Sunday, May 31, 2015

Whose job? On self-organized teams and responsibility

Basically this boils down to the statement that in my opinion there is a big difference between everybody being responsible for everything and everybody being responsible for the whole thing – and only the latter works.

The old story of four people

I once read a story about some people called Somebody, Anybody, Everybody and Nobody.

They where supposed to complete some Job that had to be completed somehow – let's not worry about details here.

It was a Job Anybody could have done – but Everybody thought Somebody would do while in the end Nobody did it.

While this is a cute little play on words, it –unfortunately– is also a phenomenon observable in peoples behavior. In his book „The Tipping Point“ Malcolm Gladwell quotes an experiment where a person in distress called out for help in two different environments. A densely populated area and a sparsely populated area.
The alarming –but understandable– result was that in the densely populated area everybody thought that somebody else would do something and so nothing happened for quite a while. In the sparsely populated are the reaction was quite different. This phenomenon has been dubbed the “bystander effect” a long time ago.

Who is responsible in a team?

Recently this question has been brought up in the context of Scrum teams, but it really applies to all kinds of teams.

You are not responsible for everything

The notion, that everybody on the team should be able to do everything and whenever a problem arises every team member should be able to fix it is not only unrealistic, the whole idea is counterproductive to the overall performance of the team. A team –as described for example in an article by R. K. Grigsby– is a group of people with complementary skills [who are mutually accountable and share a common goal].
Now, can you imagine a soccer team with all players being equally well suited for all positions? How high is the probability that such a team would have the worlds best goalie on boards? Or the worlds best offensive? So clearly there have to be some areas of specialization –while still maintaining some skills in all the other areas– if you want to have the best team possible. But when the skills are not evenly distributed, neither can the responsibility.

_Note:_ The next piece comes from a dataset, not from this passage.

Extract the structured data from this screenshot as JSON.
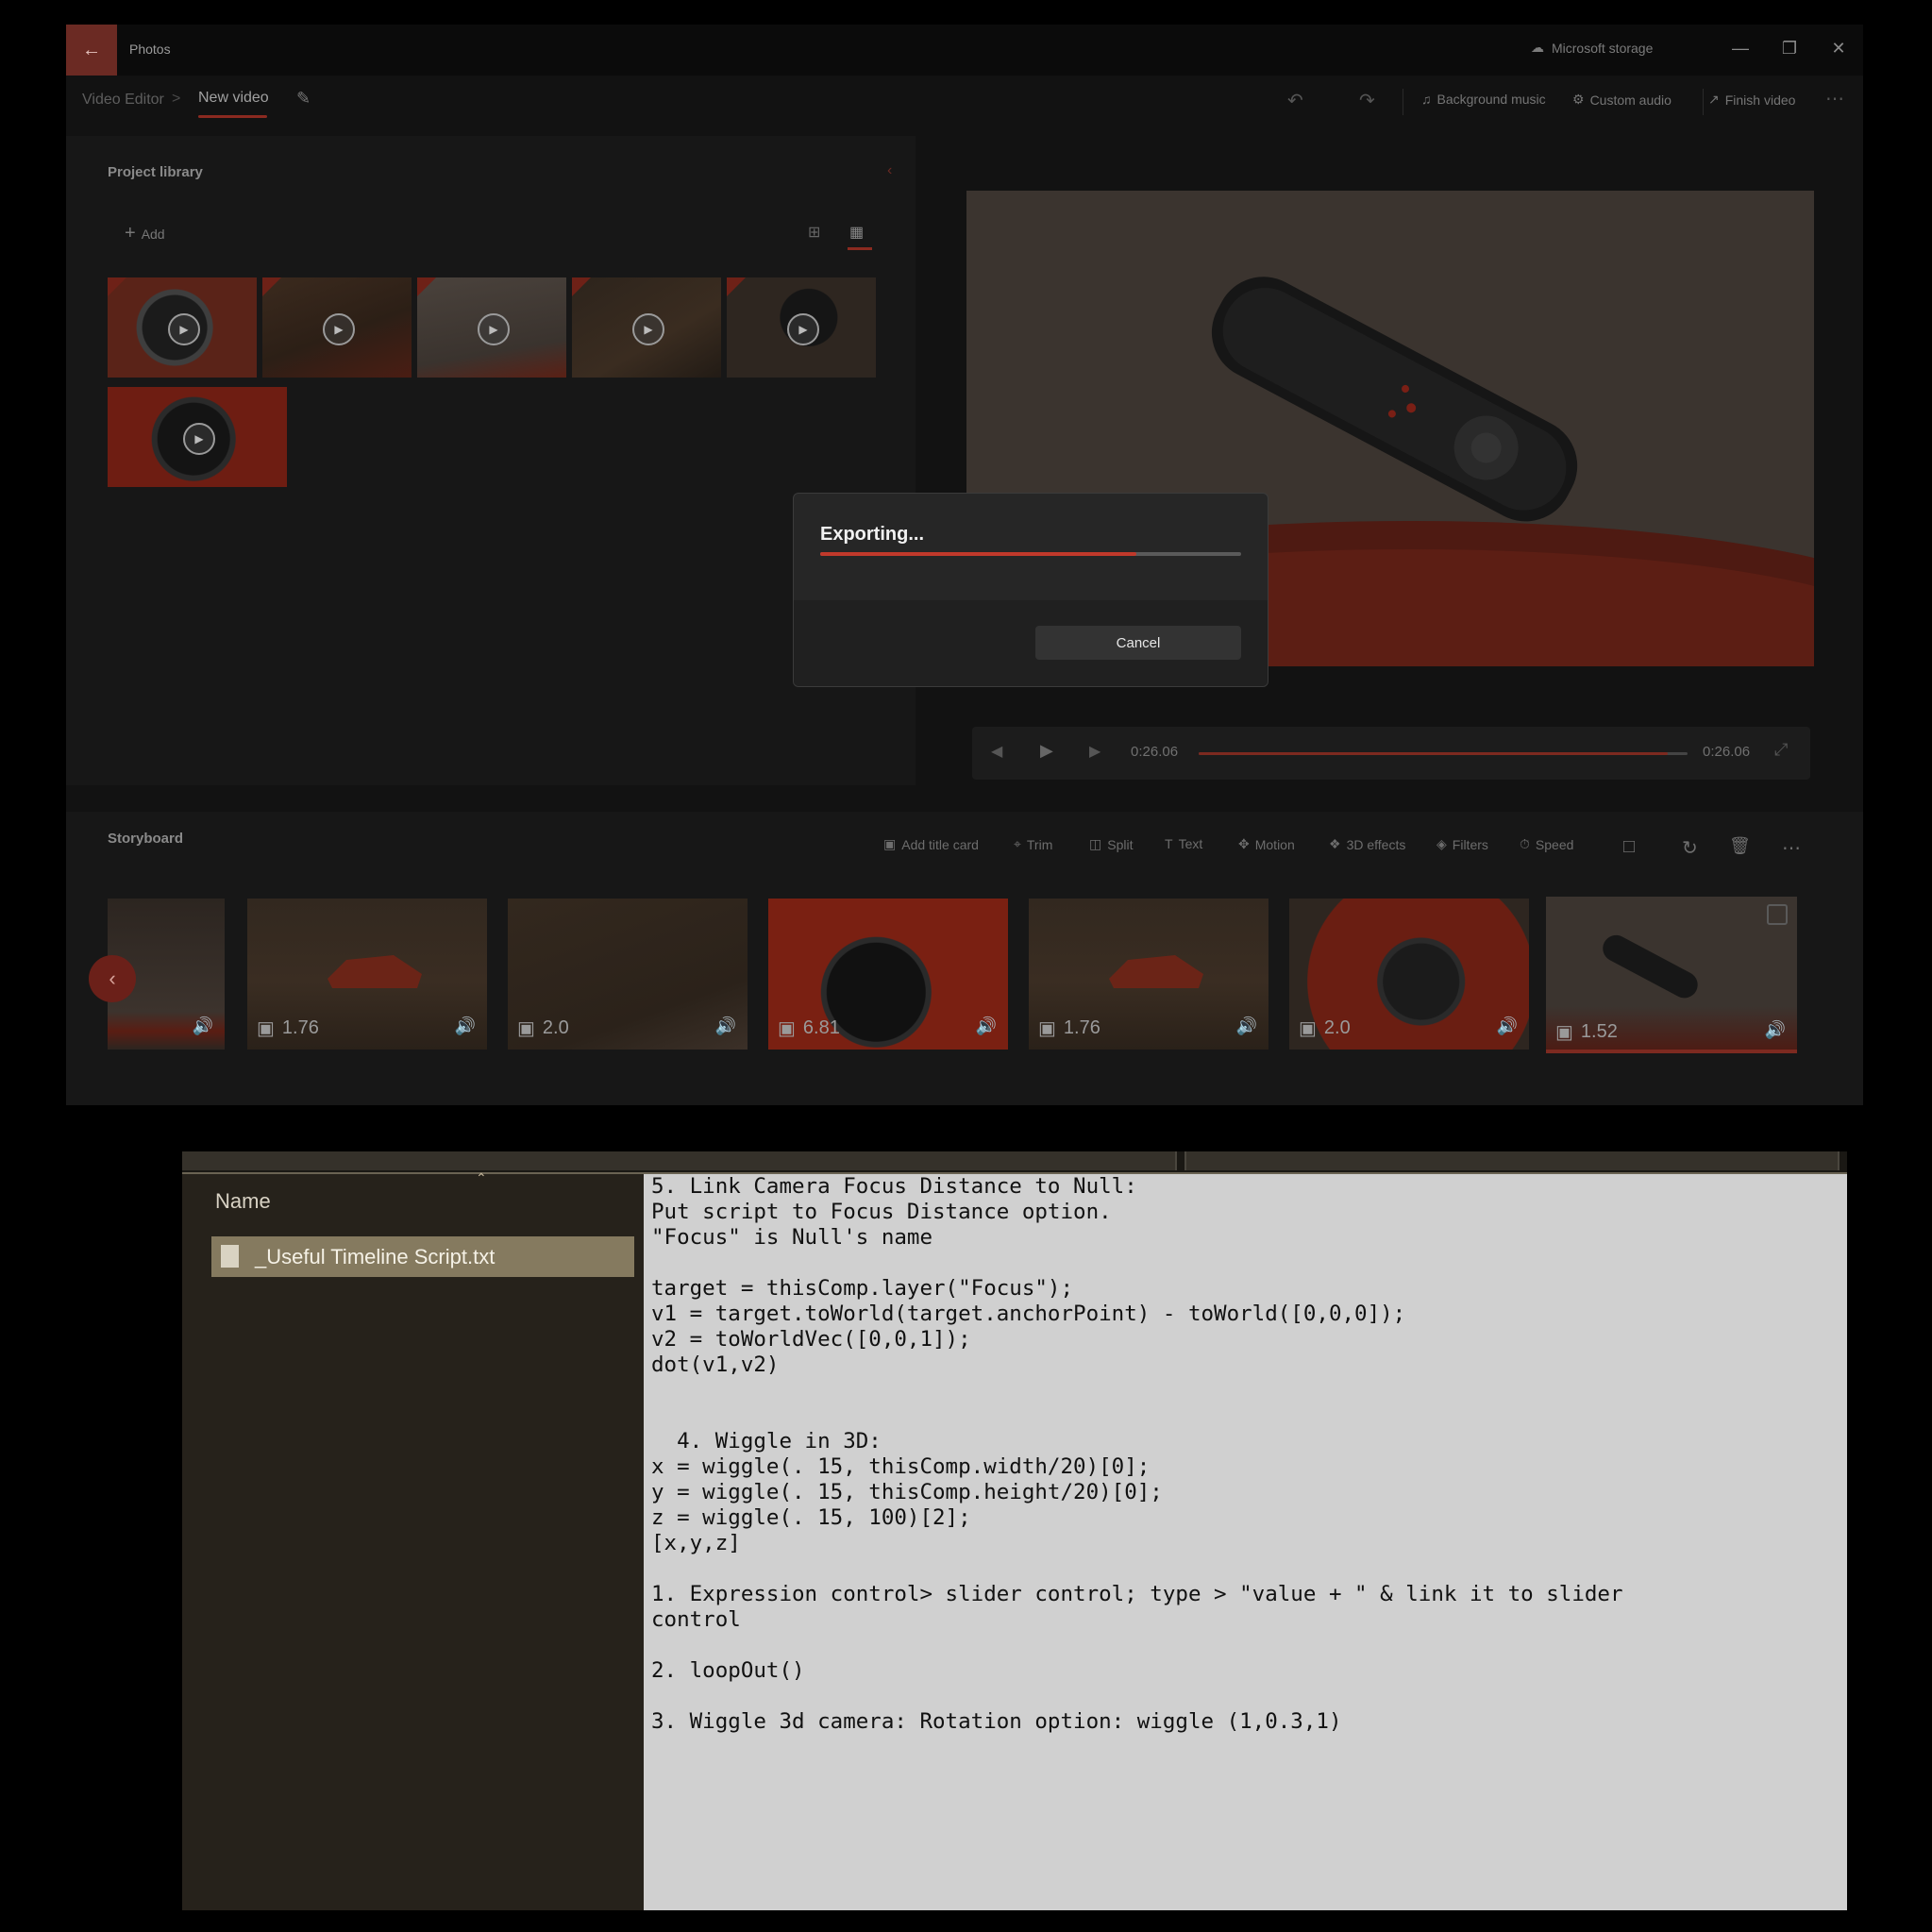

You are responsible for the whole thing

But every team-member should be responsible for the whole. That is quite a difference. While I might not be able to perform a database change that is necessary for my new code I can still try a number of options to make sure that the system stays in good shape. I might track down a team member with the prerequisite knowledge. I might hold back my changes until I find some database genius on the team to pair with. I might find another design. If all else fails I might try to stop the line.
But I don't just do my part and move on and rely on the team to fix it because "the team is responsible to fix whatever goes wrong."

Let's not confuse self-organization with anarchy – self-organized on a team level means that the organization comes from within the team. Not from the outside. But this does not mean that everybody just does what they feel like. If the agreement is that Scott has the final say on database decisions, and whenever there is a decision about cryptography either Alice or Bob have to agree with it, then that may be the choice of the team, but it still is an organization that applies. And if anybody strays from those agreements –without negotiating them new– this betrays the mutual accountability within the team.

Therefore, in teams everybody is responsible. Yes. But for the whole, according to their specific capabilities. And it is a question of team organization how the team members act on this shared responsibility.

And remember "responsibility can never be assigned, it can only be assumed".